In the breach of contract suit over coverage (bad faith claims had been dismissed earlier in the case), U.S. District Judge Mitchell Goldberg said that no coverage existed under the applicable Travelers insurance policies because the defective workmanship issues were not “occurrences” under well-established Pennsylvania precedent.
The insured plaintiffs, Northridge Village LP and Hastings Investment Co. Inc., bought and subdivided lots in Chester County, Pa., subsequently selling them to a builder. Northridge built roads, storm water and runoff management and other infrastructure for the planned community.
The community association alleged defects with the construction of roads, drainage ponds, utility boxes, and other items, later suing Northridge and Hastings in Pennsylvania state court in 2013. Northridge and Hastings then sought defense and indemnity for the suits under a commercial general liability policy with a $1 million occurrence limit, $2 million aggregate limit and $2 million products-completed-operations aggregate limit, as well as excess coverage of $2 million. When Travelers denied the claims, Northridge and Hastings brought a coverage and bad faith suit against Travelers in 2015.

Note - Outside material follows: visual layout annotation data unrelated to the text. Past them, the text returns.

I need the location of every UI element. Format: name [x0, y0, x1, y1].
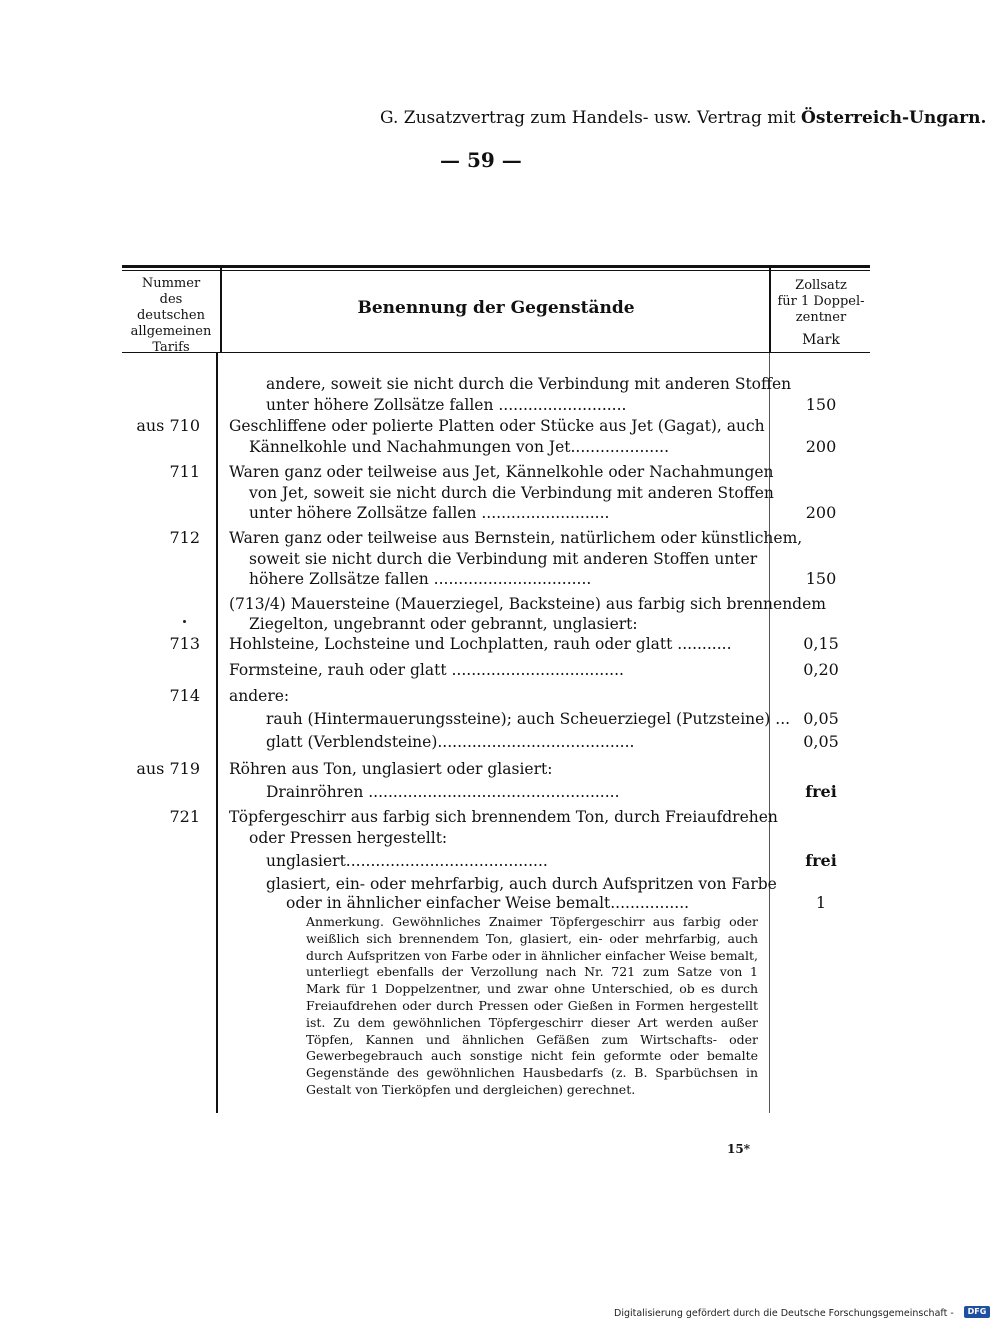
row-text: unter höhere Zollsätze fallen .......................... [266, 396, 627, 414]
page-number: — 59 — [440, 148, 522, 172]
tariff-number: aus 719 [136, 759, 200, 778]
row-text: Formsteine, rauh oder glatt ................................... [229, 661, 624, 679]
table-top-rule-thin [122, 270, 870, 271]
tariff-number: aus 710 [136, 416, 200, 435]
digitization-footer: Digitalisierung gefördert durch die Deutsche Forschungsgemeinschaft - [614, 1308, 954, 1319]
header-line: des deutschen [136, 292, 205, 323]
row-text: höhere Zollsätze fallen ................................ [249, 570, 592, 588]
row-rate: frei [805, 851, 837, 870]
running-head [380, 108, 987, 128]
page-signature: 15* [727, 1142, 750, 1156]
tariff-number: 721 [169, 807, 200, 826]
table-header-rule [122, 352, 870, 353]
running-head-text: G. Zusatzvertrag zum Handels- usw. Vertrag mit [380, 108, 802, 128]
row-text: andere, soweit sie nicht durch die Verbindung mit anderen Stoffen [266, 375, 792, 393]
row-rate: 200 [805, 503, 837, 522]
row-text: oder Pressen hergestellt: [249, 829, 448, 847]
row-rate: 150 [805, 395, 837, 414]
column-header-rate [772, 278, 870, 326]
tariff-number: 711 [169, 462, 200, 481]
row-text: von Jet, soweit sie nicht durch die Verbindung mit anderen Stoffen [249, 484, 774, 502]
row-rate: 1 [815, 893, 827, 912]
header-line: allgemeinen [130, 324, 212, 339]
row-text: Waren ganz oder teilweise aus Bernstein, natürlichem oder künstlichem, [229, 529, 803, 547]
margin-dot [183, 620, 186, 623]
row-text: oder in ähnlicher einfacher Weise bemalt................ [286, 894, 690, 912]
column-header-number [124, 276, 218, 356]
row-text: unglasiert......................................... [266, 852, 548, 870]
tariff-number: 713 [169, 634, 200, 653]
header-line: für 1 Doppel- [777, 294, 865, 309]
row-rate: 0,05 [803, 732, 839, 751]
row-text: soweit sie nicht durch die Verbindung mit anderen Stoffen unter [249, 550, 758, 568]
row-text: Kännelkohle und Nachahmungen von Jet.................... [249, 438, 670, 456]
running-head-country: Österreich-Ungarn. [801, 108, 987, 128]
row-text: (713/4) Mauersteine (Mauerziegel, Backsteine) aus farbig sich brennendem [229, 595, 826, 613]
table-top-rule [122, 265, 870, 268]
tariff-number: 714 [169, 686, 200, 705]
header-line: Tarifs [152, 340, 190, 355]
row-text: glasiert, ein- oder mehrfarbig, auch durch Aufspritzen von Farbe [266, 875, 777, 893]
row-text: Hohlsteine, Lochsteine und Lochplatten, rauh oder glatt ........... [229, 635, 732, 653]
row-text: Ziegelton, ungebrannt oder gebrannt, unglasiert: [249, 615, 638, 633]
row-text: glatt (Verblendsteine)........................................ [266, 733, 635, 751]
row-rate: 150 [805, 569, 837, 588]
column-divider-left-header [220, 268, 222, 353]
annotation-note: Anmerkung. Gewöhnliches Znaimer Töpfergeschirr aus farbig oder weißlich sich brennendem Ton, glasiert, ein- oder mehrfarbig, auch durch Aufspritzen von Farbe oder in ähnlicher einfacher Weise bemalt, unterliegt ebenfalls der Verzollung nach Nr. 721 zum Satze von 1 Mark für 1 Doppelzentner, und zwar ohne Unterschied, ob es durch Freiaufdrehen oder durch Pressen oder Gießen in Formen hergestellt ist. Zu dem gewöhnlichen Töpfergeschirr dieser Art werden außer Töpfen, Kannen und ähnlichen Gefäßen zum Wirtschafts- oder Gewerbegebrauch auch sonstige nicht fein geformte oder bemalte Gegenstände des gewöhnlichen Hausbedarfs (z. B. Sparbüchsen in Gestalt von Tierköpfen und dergleichen) gerechnet. [306, 914, 758, 1097]
header-line: zentner [795, 310, 847, 325]
row-rate: frei [805, 782, 837, 801]
row-rate: 0,15 [803, 634, 839, 653]
column-header-unit: Mark [802, 332, 840, 348]
row-text: unter höhere Zollsätze fallen .......................... [249, 504, 610, 522]
row-text: Röhren aus Ton, unglasiert oder glasiert: [229, 760, 553, 778]
row-text: Waren ganz oder teilweise aus Jet, Kännelkohle oder Nachahmungen [229, 463, 774, 481]
column-header-title: Benennung der Gegenstände [357, 298, 635, 318]
row-text: Töpfergeschirr aus farbig sich brennendem Ton, durch Freiaufdrehen [229, 808, 778, 826]
row-rate: 0,05 [803, 709, 839, 728]
row-text: andere: [229, 687, 290, 705]
header-line: Nummer [141, 276, 201, 291]
header-line: Zollsatz [795, 278, 847, 293]
row-text: rauh (Hintermauerungssteine); auch Scheuerziegel (Putzsteine) ... [266, 710, 791, 728]
column-divider-left [216, 353, 218, 1113]
tariff-number: 712 [169, 528, 200, 547]
row-rate: 0,20 [803, 660, 839, 679]
row-text: Drainröhren ................................................... [266, 783, 620, 801]
row-text: Geschliffene oder polierte Platten oder Stücke aus Jet (Gagat), auch [229, 417, 765, 435]
column-divider-right-header [769, 268, 771, 353]
row-rate: 200 [805, 437, 837, 456]
dfg-logo: DFG [964, 1306, 990, 1318]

Judge Goldberg dismissed the coverage suit, relying on what he called well-settled precedent stemming from a 2006 case, Kvaerner Metals Div. v. Commercial Union Ins. Co., 908 A.2d 888 (Pa. 2006). Judge Goldberg held that under Kvaerner, construction workmanship issues did not constitute “occurrences”‘ within the meaning of the CGL policies, as they were not accidental, fortuitous events which the instrument of insurance is designed to cover:
“Courts in this circuit have consistently applied Kvaerner and held that claims based upon faulty workmanship do not amount to an ‘occurrence,’ and thus do not trigger an insurer’s duty to defend … The same conclusion has been reached in this circuit in cases where the faulty workmanship results in foreseeable damage to property other than the insured’s work product…Given the weight of Pennsylvania and Third Circuit precedent, I conclude that the term ‘occurrence’ in defendants’ CGL policies and excess policies does not include faulty workmanship. Further, the definition of ‘occurrence’ excludes negligence claims premised on faulty workmanship.”
Judge Goldberg further held that even if a duty to defend were potentially triggered, that was mooted by a ‘Real Estate Development Activities’ exclusion which also appeared in the applicable policies.